Decisão do TCU de 09/06/2021, sobre o acordão 1318/21- Plenário

“Decisão do TCU redigida pelo ministro Bruno Dantas determinou que o FCDF seja ressarcido pela cessão de pessoal dos órgãos de segurança pública do DF.

(...)

As cessões de policiais civis e militares do DF, bem como de bombeiros militares, para órgãos da União, ou por ela custeados, não geram o dever de ressarcimento.

(...)

Eis então o problema, alguns Governantes, aproveitando o entendimento e aceitação em opinar nos atos de organização e reajustes das remunerações das polícias distritais, tendem a economizar nos custos com a manutenção da segurança para maximizar os recursos destinados aos demais serviços, o que tem prejudicado imensamente os servidores policiais, além de, a nosso ver, incorrer um erro formal que agride a Constituição.

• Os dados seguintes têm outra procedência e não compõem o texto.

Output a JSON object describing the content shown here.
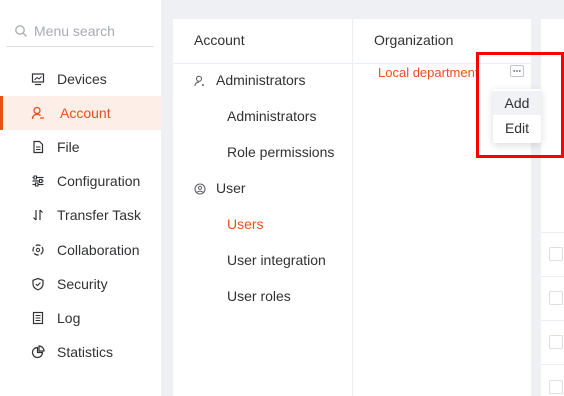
{
  "sidebar": {
    "search": {
      "placeholder": "Menu search",
      "value": ""
    },
    "items": [
      {
        "label": "Devices",
        "icon": "monitor-icon"
      },
      {
        "label": "Account",
        "icon": "user-icon",
        "active": true
      },
      {
        "label": "File",
        "icon": "file-icon"
      },
      {
        "label": "Configuration",
        "icon": "sliders-icon"
      },
      {
        "label": "Transfer Task",
        "icon": "transfer-icon"
      },
      {
        "label": "Collaboration",
        "icon": "collaboration-icon"
      },
      {
        "label": "Security",
        "icon": "shield-icon"
      },
      {
        "label": "Log",
        "icon": "log-icon"
      },
      {
        "label": "Statistics",
        "icon": "pie-chart-icon"
      }
    ]
  },
  "account_panel": {
    "header": "Account",
    "groups": [
      {
        "label": "Administrators",
        "icon": "admin-icon",
        "children": [
          "Administrators",
          "Role permissions"
        ]
      },
      {
        "label": "User",
        "icon": "user-circle-icon",
        "children": [
          "Users",
          "User integration",
          "User roles"
        ],
        "active_child": "Users"
      }
    ]
  },
  "org_panel": {
    "header": "Organization",
    "node": "Local department",
    "more_icon": "more-icon",
    "menu": [
      "Add",
      "Edit"
    ],
    "hover_item": "Add"
  },
  "colors": {
    "accent": "#e8501d",
    "highlight": "#ff0000",
    "active_bg": "#fdeee8"
  }
}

Por tudo isso, é de se concluir que a manutenção das polícias distritais não depende do Fundo Constitucional do Distrito Federal. O Fundo foi previsto e criado muito após, Emenda Constitucional nº 19/98, que acrescentou a segunda parte ao inciso IV do art. 21 da CF, e criado quatro anos após, quando a segurança pública distrital já era mantida pela União desde a promulgação da Constituição em 1988. Sua previsão, repete-se, não mitigou a competência exclusiva da União para organizar e manter as forças de segurança do Distrito Federal. O acréscimo manteve intacta na primeira parte do mesmo dispositivo constitucional.

A participação do Distrito Federal nos órgãos de segurança resume na gestão e comando das forças (art. 32, § 4º e 144, § 6º da CF), como visto acima, bem como a de contabilizar os custos da manutenção, juntamente com os gastos da verba destinada a assistência financeira que recebe, no montante fixado para o Fundo (art. 2º da Lei 10.633/2002), tudo sob a supervisão do Ministério da Fazenda.

O momento é de se pensar se se mantem esta forma costumeira hibrida de organização e manutenção das polícias, que claramente viola a Constituição da República, ou de se exigir o cumprimento do arcabouço constitucional e jurisprudencial em vigor, que não prevê e nem permite a intervenção do Distrito Federal na fixação e correção dos vencimentos dos servidores policiais distritais, até porque, é consabido, não é aceitável que o ente federado opine sobre atos que criam despesas para a União.

Sugere-se, inclusive o pedido de declaração da inconstitucionalidade de partes do art. 1º e seu parágrafo 1º, Lei 10.633/2002, que fazem referências às polícias e forças de segurança distritais, partes do dispositivo legal que, com o devido respeito, violam a Constituição.